These are really interesting points; thank you for raising them.
There is a small semantic issue here -- it isn't clear if we can allow hasher.combine(42 as Int64)
and hasher.combine(42 as Int8)
to produce different hashes.
They are different types, so I'd argue we can and should be free to do that. However, the standard library defines heterogeneous comparison operators between all fixed-width integer types. This means that (42 as Int8) == (42 as Int64)
, and having the two values produce different hashes may be confusing. (AnyHashable
and its interaction with NSNumber
produces additional complications.)
The bits:
label for the primitive combine
functions makes it clear that the bit width of integer values is significant.
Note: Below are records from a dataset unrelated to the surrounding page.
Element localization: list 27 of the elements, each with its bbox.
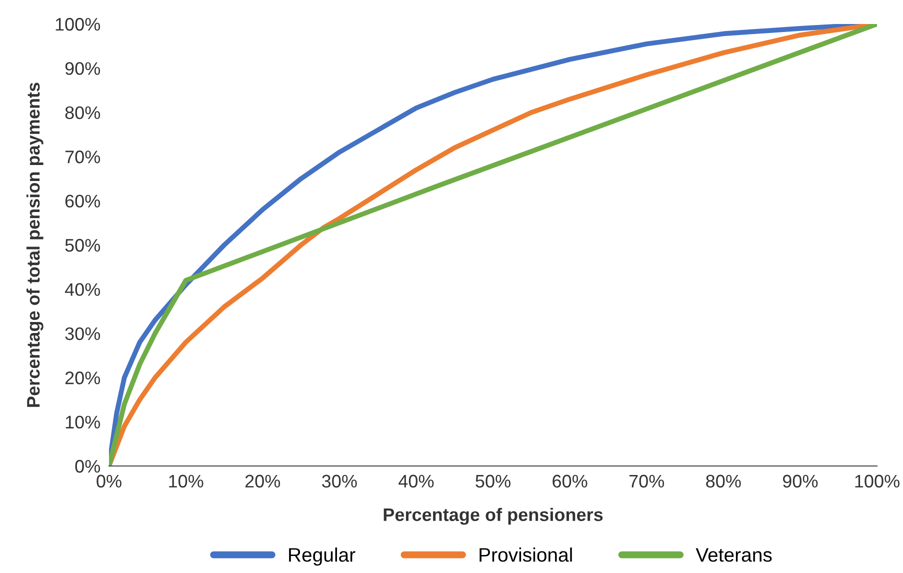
y-tick-label: 30% xyxy=(65,327,100,340)
y-tick-label: 10% xyxy=(66,416,100,429)
legend-label: Regular xyxy=(289,548,356,566)
y-tick-label: 80% xyxy=(65,106,100,120)
y-tick-label: 90% xyxy=(65,62,100,75)
x-axis-title: Percentage of pensioners xyxy=(384,508,603,525)
x-tick-label: 10% xyxy=(169,474,204,488)
x-tick-label: 100% xyxy=(855,474,900,488)
x-tick-label: 30% xyxy=(322,474,357,488)
x-tick-label: 50% xyxy=(476,474,510,488)
y-tick-label: 0% xyxy=(75,460,100,473)
y-tick-label: 100% xyxy=(56,18,100,31)
y-axis-title: Percentage of total pension payments xyxy=(26,82,44,407)
x-tick-label: 40% xyxy=(398,474,434,488)
x-tick-label: 80% xyxy=(706,474,741,488)
x-tick-label: 60% xyxy=(552,474,588,488)
y-tick-label: 40% xyxy=(64,283,100,296)
legend-label: Veterans xyxy=(696,548,772,562)
x-tick-label: 0% xyxy=(96,474,122,488)
y-tick-label: 20% xyxy=(65,372,100,384)
x-tick-label: 70% xyxy=(629,474,664,488)
y-tick-label: 50% xyxy=(65,238,100,252)
legend-label: Provisional xyxy=(480,548,572,562)
y-tick-label: 60% xyxy=(65,194,100,208)
x-tick-label: 90% xyxy=(782,474,818,488)
y-tick-label: 70% xyxy=(65,150,100,164)
x-tick-label: 20% xyxy=(245,474,280,488)
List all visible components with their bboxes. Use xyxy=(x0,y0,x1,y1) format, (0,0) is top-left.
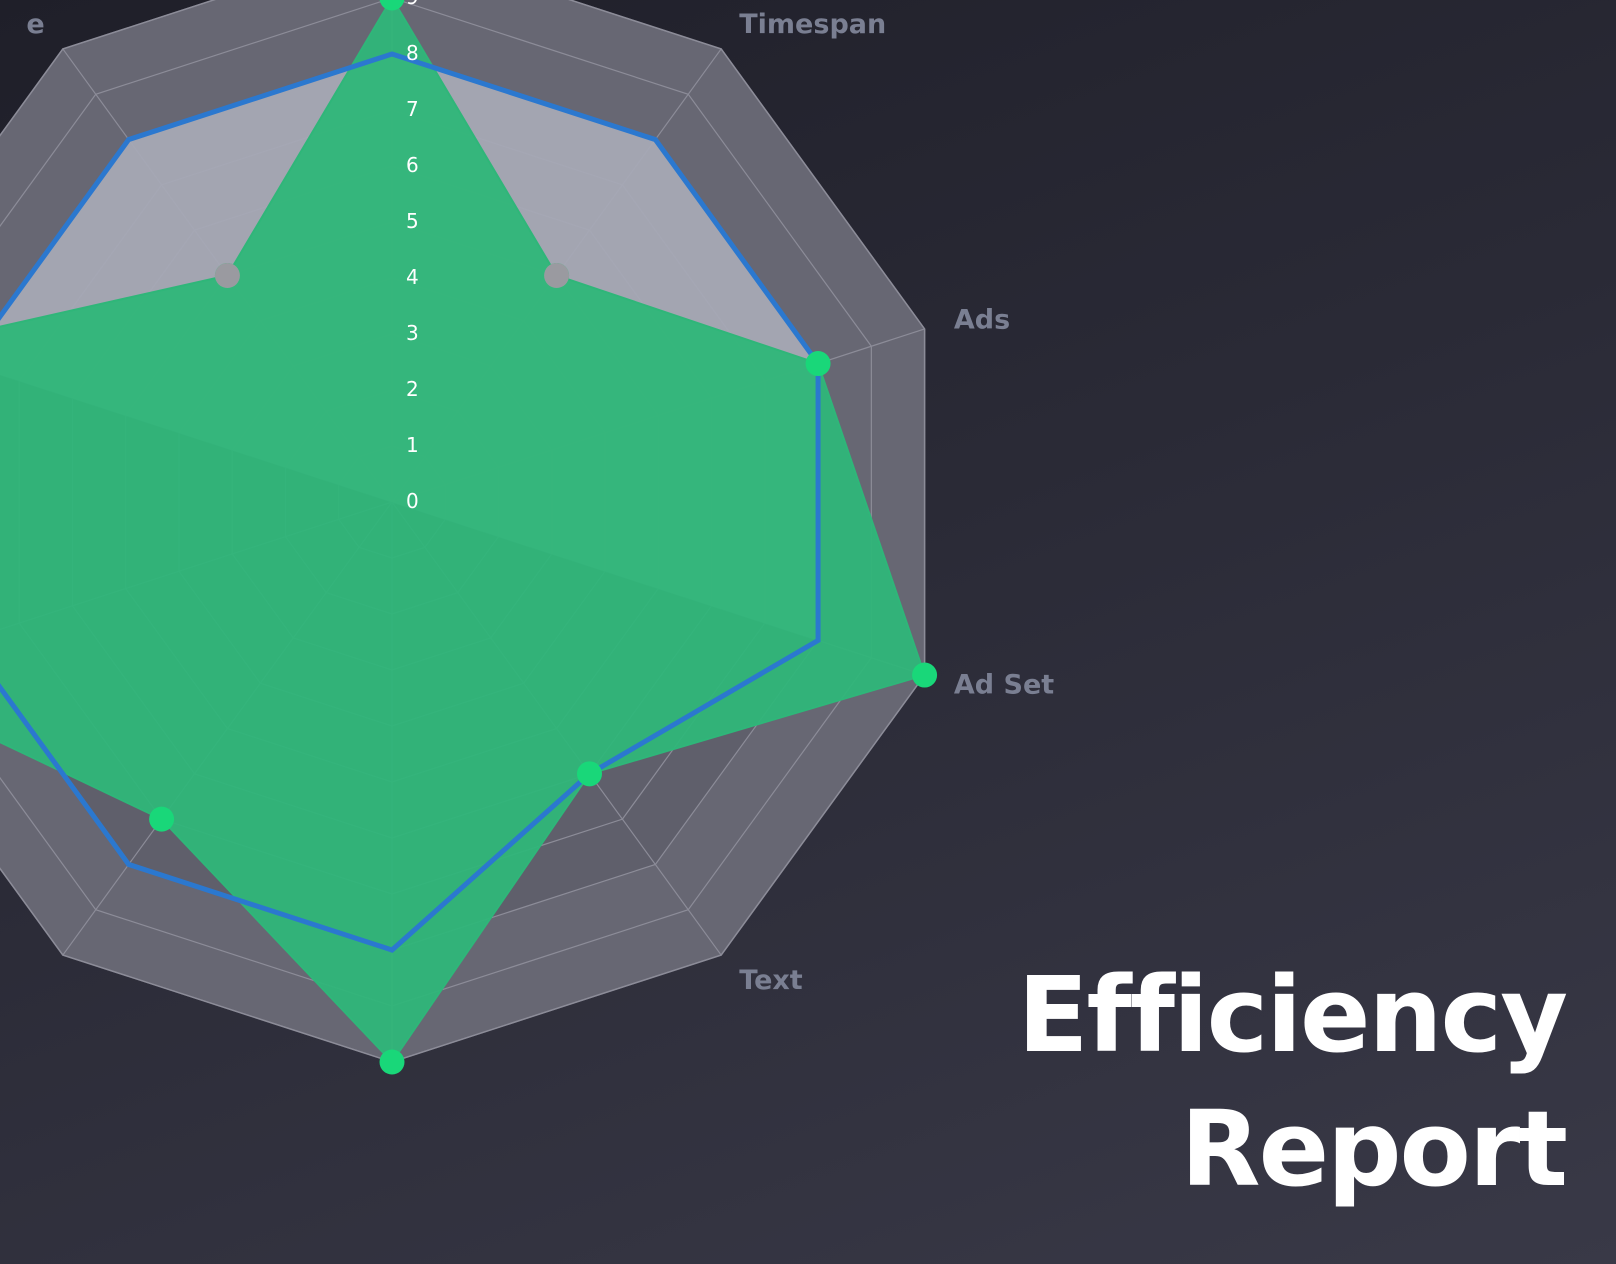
title-line-2: Report xyxy=(1180,1088,1568,1210)
green-point-6 xyxy=(149,806,175,832)
r-tick-label-4: 4 xyxy=(406,265,419,289)
green-point-2 xyxy=(805,351,831,377)
r-tick-label-5: 5 xyxy=(406,209,419,233)
axis-label-3: Ad Set xyxy=(954,670,1054,701)
r-tick-label-2: 2 xyxy=(406,377,419,401)
green-point-0 xyxy=(379,0,405,11)
r-tick-label-6: 6 xyxy=(406,153,419,177)
green-point-4 xyxy=(576,761,602,787)
axis-label-2: Ads xyxy=(954,304,1010,335)
green-point-3 xyxy=(912,662,938,688)
r-tick-label-1: 1 xyxy=(406,433,419,457)
r-tick-label-7: 7 xyxy=(406,97,419,121)
report-title: Efficiency Report xyxy=(1017,948,1568,1216)
reference-point-1 xyxy=(544,262,570,288)
axis-label-4: Text xyxy=(739,965,803,996)
series-blue-line xyxy=(0,51,821,953)
title-line-1: Efficiency xyxy=(1017,954,1568,1076)
r-tick-label-3: 3 xyxy=(406,321,419,345)
reference-point-9 xyxy=(214,262,240,288)
axis-label-9: e xyxy=(26,9,44,40)
axis-label-1: Timespan xyxy=(739,9,886,40)
r-tick-label-0: 0 xyxy=(406,489,419,513)
r-tick-label-9: 9 xyxy=(406,0,419,9)
r-tick-label-8: 8 xyxy=(406,41,419,65)
green-point-5 xyxy=(379,1049,405,1075)
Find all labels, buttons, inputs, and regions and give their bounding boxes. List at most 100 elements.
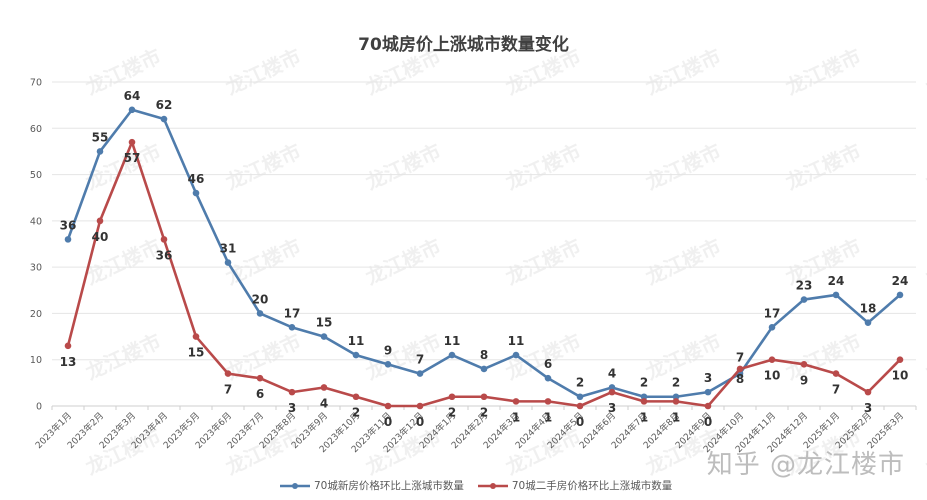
legend-label: 70城二手房价格环比上涨城市数量 [511, 480, 673, 492]
data-point[interactable] [512, 351, 520, 359]
data-point[interactable] [224, 259, 232, 266]
data-point[interactable] [544, 398, 552, 405]
data-label: 0 [704, 415, 712, 429]
data-point[interactable] [800, 361, 808, 368]
data-point[interactable] [384, 402, 392, 410]
data-point[interactable] [96, 148, 104, 155]
data-point[interactable] [416, 370, 424, 377]
data-label: 17 [284, 306, 301, 320]
data-point[interactable] [672, 398, 680, 405]
data-point[interactable] [832, 370, 840, 377]
data-point[interactable] [832, 291, 840, 299]
data-point[interactable] [512, 398, 520, 405]
data-point[interactable] [544, 374, 552, 382]
watermark-text: 龙江楼市 [362, 234, 445, 290]
data-label: 1 [512, 410, 520, 424]
data-label: 3 [704, 371, 712, 385]
data-point[interactable] [640, 393, 648, 401]
data-point[interactable] [608, 388, 616, 396]
data-label: 2 [352, 406, 360, 420]
watermark-text: 龙江楼市 [82, 329, 165, 385]
data-point[interactable] [480, 365, 488, 373]
data-point[interactable] [256, 374, 264, 382]
data-label: 24 [828, 274, 845, 288]
data-label: 57 [124, 151, 141, 165]
data-point[interactable] [288, 324, 296, 331]
watermark-text: 龙江楼市 [502, 139, 585, 195]
data-label: 46 [188, 172, 205, 186]
data-point[interactable] [288, 388, 296, 396]
data-point[interactable] [704, 388, 712, 396]
data-label: 2 [480, 406, 488, 420]
data-point[interactable] [640, 398, 648, 405]
data-label: 15 [316, 316, 333, 330]
y-tick-label: 20 [30, 309, 42, 320]
data-point[interactable] [320, 384, 328, 391]
data-label: 2 [448, 406, 456, 420]
data-point[interactable] [192, 189, 200, 197]
data-point[interactable] [576, 393, 584, 401]
data-point[interactable] [96, 217, 104, 225]
data-point[interactable] [256, 310, 264, 317]
data-point[interactable] [352, 393, 360, 401]
data-point[interactable] [416, 402, 424, 410]
data-label: 23 [796, 279, 813, 293]
data-point[interactable] [160, 236, 168, 243]
data-point[interactable] [768, 356, 776, 364]
data-label: 9 [800, 373, 808, 387]
data-label: 7 [224, 383, 232, 397]
data-point[interactable] [480, 393, 488, 401]
data-label: 62 [156, 98, 173, 112]
data-label: 55 [92, 130, 109, 144]
watermark-text: 龙江楼市 [922, 329, 927, 385]
data-point[interactable] [384, 361, 392, 368]
data-point[interactable] [64, 342, 72, 350]
watermark-text: 龙江楼市 [222, 139, 305, 195]
data-point[interactable] [320, 333, 328, 340]
data-point[interactable] [64, 236, 72, 243]
watermark-text: 龙江楼市 [362, 139, 445, 195]
legend-item-new-homes[interactable]: 70城新房价格环比上涨城市数量 [280, 478, 464, 493]
y-tick-label: 70 [30, 78, 42, 89]
watermark-text: 龙江楼市 [362, 329, 445, 385]
data-point[interactable] [672, 393, 680, 401]
data-label: 9 [384, 343, 392, 357]
data-label: 11 [508, 334, 525, 348]
data-point[interactable] [864, 388, 872, 396]
data-label: 11 [444, 334, 461, 348]
data-point[interactable] [160, 115, 168, 123]
data-label: 4 [320, 396, 328, 410]
data-label: 0 [576, 415, 584, 429]
data-point[interactable] [576, 402, 584, 410]
watermark-text: 龙江楼市 [922, 424, 927, 480]
data-point[interactable] [704, 402, 712, 410]
data-point[interactable] [448, 351, 456, 359]
data-point[interactable] [864, 319, 872, 326]
data-label: 7 [736, 351, 744, 365]
data-point[interactable] [896, 291, 904, 299]
y-tick-label: 40 [30, 216, 42, 227]
data-point[interactable] [128, 138, 136, 146]
data-point[interactable] [128, 106, 136, 114]
watermark-text: 龙江楼市 [222, 329, 305, 385]
data-point[interactable] [192, 333, 200, 340]
legend-item-second-hand[interactable]: 70城二手房价格环比上涨城市数量 [477, 478, 673, 493]
data-label: 3 [608, 401, 616, 415]
data-point[interactable] [224, 370, 232, 377]
watermark-text: 龙江楼市 [222, 44, 305, 100]
data-point[interactable] [896, 356, 904, 364]
watermark-text: 龙江楼市 [362, 44, 445, 100]
data-label: 64 [124, 89, 141, 103]
data-point[interactable] [608, 384, 616, 391]
data-point[interactable] [448, 393, 456, 401]
data-label: 31 [220, 242, 237, 256]
data-point[interactable] [736, 365, 744, 373]
data-point[interactable] [352, 351, 360, 359]
data-point[interactable] [800, 296, 808, 303]
data-label: 2 [672, 376, 680, 390]
data-point[interactable] [768, 324, 776, 331]
data-label: 10 [892, 369, 909, 383]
The implementation of hash(into:)
for integer types is currently quite a bit more complicated than that. I hope to make hasher.combine(foo)
mean the same thing as hasher.combine(bits: foo)
for all integer types, but it will take more discussion and some extra work.
(For Int
, the current implementation does indeed end up calling combine(bits: Int)
, but this is an accidental consequence of Hasher
not implementing the full API proposed here, and we will likely need to change it once we have combine(bits: Int8)
working.)
We shouldn't be doing unnecessary work. However, as far as I can see, commutative hashing requires calculating a separate hash value for each element, and spawning a new hasher is simply the correct way to do that.
Hasher.finalize()
is not in itself slow; calling it only harms performance when the call can be eliminated.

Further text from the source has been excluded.